Mit dem an der Montanuni Leoben ausgebildeten Kunststofftechniker am Steuer dürfte die tief greifende Neuausrichtung der OMV viel weniger hohe Wellen aufwerfen als Seeles Kurswechsel Richtung Petrochemie. Wirkte der vor fast zwei Jahren intern offenbar wie ein Affront, ist er heute Gebot der Stunde.

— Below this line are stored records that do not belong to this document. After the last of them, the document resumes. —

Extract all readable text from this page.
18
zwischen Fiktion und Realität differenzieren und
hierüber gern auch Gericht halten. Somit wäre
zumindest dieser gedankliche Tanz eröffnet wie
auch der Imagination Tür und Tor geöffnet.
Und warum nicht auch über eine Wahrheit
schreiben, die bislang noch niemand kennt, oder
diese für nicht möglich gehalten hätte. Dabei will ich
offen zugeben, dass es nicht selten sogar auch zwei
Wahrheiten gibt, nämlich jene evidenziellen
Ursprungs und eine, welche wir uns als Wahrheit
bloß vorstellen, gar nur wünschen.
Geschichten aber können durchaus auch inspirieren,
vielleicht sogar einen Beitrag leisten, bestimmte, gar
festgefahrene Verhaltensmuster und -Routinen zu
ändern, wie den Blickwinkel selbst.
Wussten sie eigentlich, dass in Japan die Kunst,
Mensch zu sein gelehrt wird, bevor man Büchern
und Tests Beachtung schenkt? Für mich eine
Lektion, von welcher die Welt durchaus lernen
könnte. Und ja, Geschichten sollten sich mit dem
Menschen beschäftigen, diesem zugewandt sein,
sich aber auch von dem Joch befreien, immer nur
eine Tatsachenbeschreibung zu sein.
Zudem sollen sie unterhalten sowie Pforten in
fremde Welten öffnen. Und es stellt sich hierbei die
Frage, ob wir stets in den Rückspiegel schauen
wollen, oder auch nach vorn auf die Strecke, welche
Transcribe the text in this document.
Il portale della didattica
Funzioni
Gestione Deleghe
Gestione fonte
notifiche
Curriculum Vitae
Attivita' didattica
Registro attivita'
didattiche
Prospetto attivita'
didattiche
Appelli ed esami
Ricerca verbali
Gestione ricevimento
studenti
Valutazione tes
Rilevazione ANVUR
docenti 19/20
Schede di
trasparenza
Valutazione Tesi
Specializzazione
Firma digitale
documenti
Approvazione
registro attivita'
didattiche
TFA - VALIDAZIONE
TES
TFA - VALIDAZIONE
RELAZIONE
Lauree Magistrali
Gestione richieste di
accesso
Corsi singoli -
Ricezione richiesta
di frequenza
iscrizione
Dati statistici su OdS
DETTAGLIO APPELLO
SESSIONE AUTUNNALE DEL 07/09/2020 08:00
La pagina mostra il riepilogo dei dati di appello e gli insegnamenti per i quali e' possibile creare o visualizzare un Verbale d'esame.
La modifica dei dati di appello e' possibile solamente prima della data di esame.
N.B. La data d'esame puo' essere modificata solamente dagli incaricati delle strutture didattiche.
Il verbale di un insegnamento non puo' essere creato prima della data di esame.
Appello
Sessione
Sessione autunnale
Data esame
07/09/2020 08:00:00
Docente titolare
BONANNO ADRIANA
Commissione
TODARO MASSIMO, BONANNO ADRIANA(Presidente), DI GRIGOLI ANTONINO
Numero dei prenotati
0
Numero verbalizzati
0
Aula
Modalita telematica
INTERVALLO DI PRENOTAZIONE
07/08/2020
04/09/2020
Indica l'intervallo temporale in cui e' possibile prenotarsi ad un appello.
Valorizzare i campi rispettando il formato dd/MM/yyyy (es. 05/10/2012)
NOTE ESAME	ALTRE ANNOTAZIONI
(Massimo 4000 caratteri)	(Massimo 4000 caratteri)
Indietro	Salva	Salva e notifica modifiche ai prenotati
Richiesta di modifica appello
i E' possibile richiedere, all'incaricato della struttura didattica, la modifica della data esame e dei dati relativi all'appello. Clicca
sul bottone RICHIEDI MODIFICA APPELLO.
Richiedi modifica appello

Stern selbst, der erst im April den Borealis-Chefsessel, gegen den des OMV-Vorstandes für die Chemiesparte getauscht hatte, ist in den vergangenen Monaten völlig in die OMV abgetaucht und nie aufgetreten.
„Klar Schiff machen“
Eine der spannendsten Fragen rund um seinen Jobantritt wird sein, ob er auf dem fossilen Tanker auch personell „klar Schiff machen“ wird. Denn eigentlich wollte eine ganz andere Mannschaft das Kommando übernehmen – mit an Piratenmanier anmutenden Methoden.
Während viele OMV-Insider in Seeles vorzeitigem Abgang eine der größten Intrigen an der Spitze eines ATX-Konzerns sehen und sehr klare Signale des neuen Kapitäns erwarten, rechnen andere auch mit einer gewissen wirtschaftlichen Entzauberung von Seeles expansiver Kauf- und Verkaufspolitik. Die setzte viel Geld frei, wie werthaltig sie auf Dauer ist, wird sich erst weisen.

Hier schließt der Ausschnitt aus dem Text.